I recently received my Secret Santa gift, a bit belated. It was a coffee mug from Caribou that says, “life is short stay awake for it.” How fitting.
It’s been a week since I received the results to my sleep study. I’ve been researching and trying to process the information I received and my formal diagnosis.
Hypersomnia with Cataplexy.
What exactly does this mean? I’m tired. A lot. Specifically I suffer from excessive daytime sleepiness. It also means that with extreme emotions, including stress, I have episodes where I have total muscle loss and collapse but am still awake and fully aware of what is going on but am unable to move or speak.
To come up with this diagnosis I had to participate in an overnight sleep study followed by a daytime sleep study. They determine your diagnosis based on the time it takes for you to enter REM sleep. During the daytime sleep study you are asked to try to nap on 5 different occasions spaced two hours apart. People that suffer from hypersomnia will be able to fall asleep for at least 3 of the naps – I fell asleep for all of them. People with narcolepsy are able to fall asleep within 5 minutes – I fell asleep within 3 minutes each time. People with narcolepsy however will be able to enter REM sleep during those naps, which I didn’t do. The problem is, I fall into a grey area because I’m on Zoloft which inhibits people from entering REM sleep as quickly as they might otherwise.

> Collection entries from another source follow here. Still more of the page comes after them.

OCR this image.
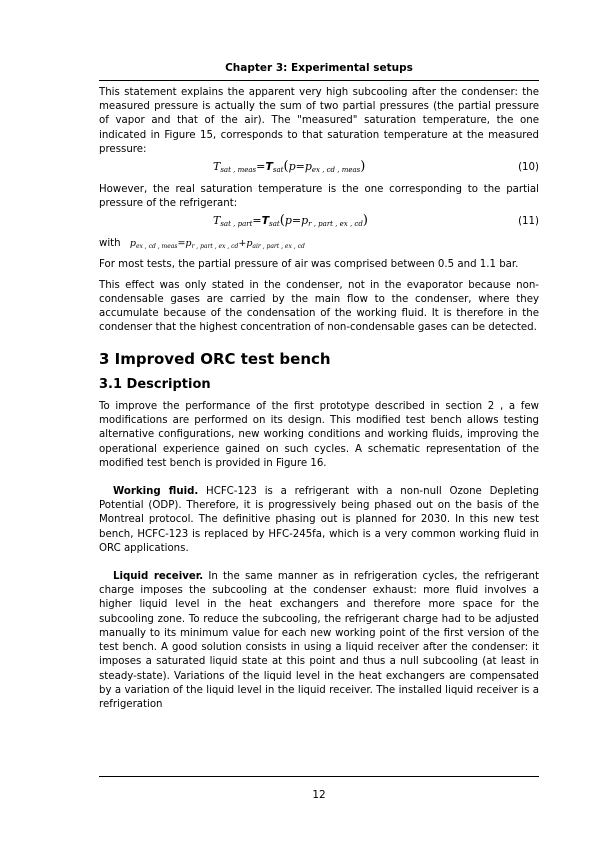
Chapter 3: Experimental setups

This statement explains the apparent very high subcooling after the condenser: the measured pressure is actually the sum of two partial pressures (the partial pressure of vapor and that of the air). The "measured" saturation temperature, the one indicated in Figure 15, corresponds to that saturation temperature at the measured pressure:

$T_{sat , meas}=T_{sat}(p=p_{ex , cd , meas})$	(10)

However, the real saturation temperature is the one corresponding to the partial pressure of the refrigerant:

$T_{sat , part}=T_{sat}(p=p_{r , part , ex , cd})$	(11)
with $p_{ex , cd , meas}=p_{r , part , ex , cd}+p_{air , part , ex , cd}$

For most tests, the partial pressure of air was comprised between 0.5 and 1.1 bar.

This effect was only stated in the condenser, not in the evaporator because non-condensable gases are carried by the main flow to the condenser, where they accumulate because of the condensation of the working fluid. It is therefore in the condenser that the highest concentration of non-condensable gases can be detected.

3 Improved ORC test bench
3.1 Description

To improve the performance of the first prototype described in section 2 , a few modifications are performed on its design. This modified test bench allows testing alternative configurations, new working conditions and working fluids, improving the operational experience gained on such cycles. A schematic representation of the modified test bench is provided in Figure 16.

Working fluid. HCFC-123 is a refrigerant with a non-null Ozone Depleting Potential (ODP). Therefore, it is progressively being phased out on the basis of the Montreal protocol. The definitive phasing out is planned for 2030. In this new test bench, HCFC-123 is replaced by HFC-245fa, which is a very common working fluid in ORC applications.

Liquid receiver. In the same manner as in refrigeration cycles, the refrigerant charge imposes the subcooling at the condenser exhaust: more fluid involves a higher liquid level in the heat exchangers and therefore more space for the subcooling zone. To reduce the subcooling, the refrigerant charge had to be adjusted manually to its minimum value for each new working point of the first version of the test bench. A good solution consists in using a liquid receiver after the condenser: it imposes a saturated liquid state at this point and thus a null subcooling (at least in steady-state). Variations of the liquid level in the heat exchangers are compensated by a variation of the liquid level in the liquid receiver. The installed liquid receiver is a refrigeration

12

So although a diagnosis of narcolepsy seems fitting for me because of the cataplexy, since I didn’t enter REM sleep they didn’t formally diagnose me as so.
I also had interesting findings regarding sleep apnea. I still don’t fully understand what the results mean, only that I had extremely normal numbers for one finding and elevated numbers for another finding. So we’ll be trying a CPAP machine to see if it helps at all with my hypersomnia symptoms.

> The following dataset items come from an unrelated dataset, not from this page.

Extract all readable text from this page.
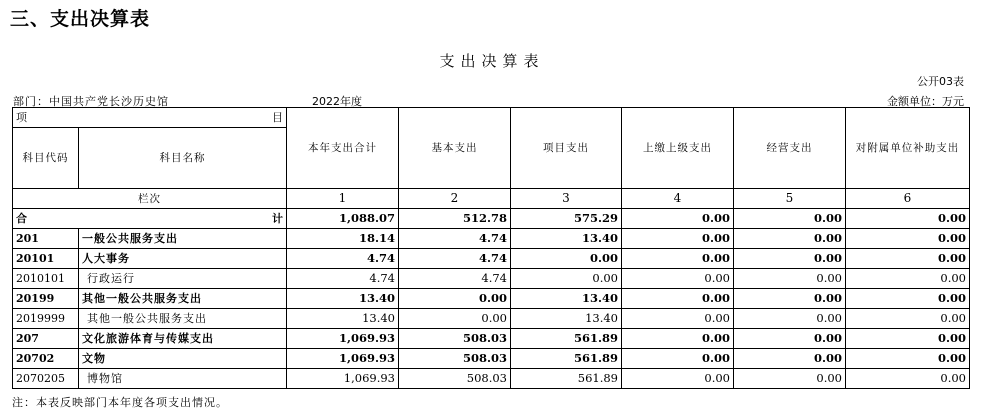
三、支出决算表
支出决算表
公开03表
部门：中国共产党长沙历史馆	2022年度	金额单位：万元
项 目		本年支出合计	基本支出	项目支出	上缴上级支出	经营支出	对附属单位补助支出
科目代码	科目名称						
栏次		1	2	3	4	5	6

合 计		1,088.07	512.78	575.29	0.00	0.00	0.00
201	一般公共服务支出	18.14	4.74	13.40	0.00	0.00	0.00
20101	人大事务	4.74	4.74	0.00	0.00	0.00	0.00
2010101	行政运行	4.74	4.74	0.00	0.00	0.00	0.00
20199	其他一般公共服务支出	13.40	0.00	13.40	0.00	0.00	0.00
2019999	其他一般公共服务支出	13.40	0.00	13.40	0.00	0.00	0.00
207	文化旅游体育与传媒支出	1,069.93	508.03	561.89	0.00	0.00	0.00
20702	文物	1,069.93	508.03	561.89	0.00	0.00	0.00
2070205	博物馆	1,069.93	508.03	561.89	0.00	0.00	0.00
注：本表反映部门本年度各项支出情况。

I asked my doctor if it would be beneficial for me to try redoing the sleep study if I went off Zoloft but it turns out that they they treat hypersomnia and narcolepsy the same. I’ve been prescribed a medication that should help promote wakefulness and combat the symptoms of hypersomnia.
Symptoms of hypersomnia, from the Alaska Sleep Clinic are:
- Excessive sleep. 10 or more hours of nighttime sleep plus daytime naps. Not uncommon for sufferers to sleep in excess of 16 hours in a day.
- Excessive daytime sleepiness
- Difficulty waking from sleep (even long sleep) even with the aid of multiple alarms, lights, and help from other people.
- Sleep inertia/drunkenness. An impaired physiological state after awakening, which usually involves confusion, disorientation, and poor coordination.The transition from sleep to wakefulness can be long and difficult to manage. Often, it is easier to return to sleep than to wake up.
- Taking long, unrefreshing naps. While naps can be taken for several hours, they rarely alleviate sleepiness, and waking from them is often followed by sleep drunkenness.
- Cognitive dysfunction. This includes memory problems, automatic behavior, and difficulties with concentration and attention
I’m still not sure what all of this means in relation to my life and how it will continue to affect me. I’m really hoping that with medication and continuing to try to practice good sleep hygiene that I won’t feel completely exhausted all the time, like I do now.
I think one of the hardest things about this diagnosis is that people just don’t understand that this disorder isn’t just being tired. “I’m tired all of the time too, maybe I have a sleeping disorder.” Maybe they do, but the level of tiredness I experience interferes with my every day life. It makes my energy levels low throughout the day. It makes driving extremely difficult. And being this tired all of the time is just hard. The level of caffeine that I consume in a day is probably dangerous. I’m praying that the medication that was prescribed will help. I’m sure it will be one of those things where I will have to try multiple medications before I find one that works for me.
But for now, at least I have answers. And that’s somewhere to start. Have a question about my new diagnosis? Feel free to ask me and I’ll answer what I can based on the research I’ve done and what my doctors have told me.
I read your posts, Brixanne and sending you and your family love, hope and energy! The diagnosis is daunting but it seems you have a loving family, doctors trying to help and you are a brave soul.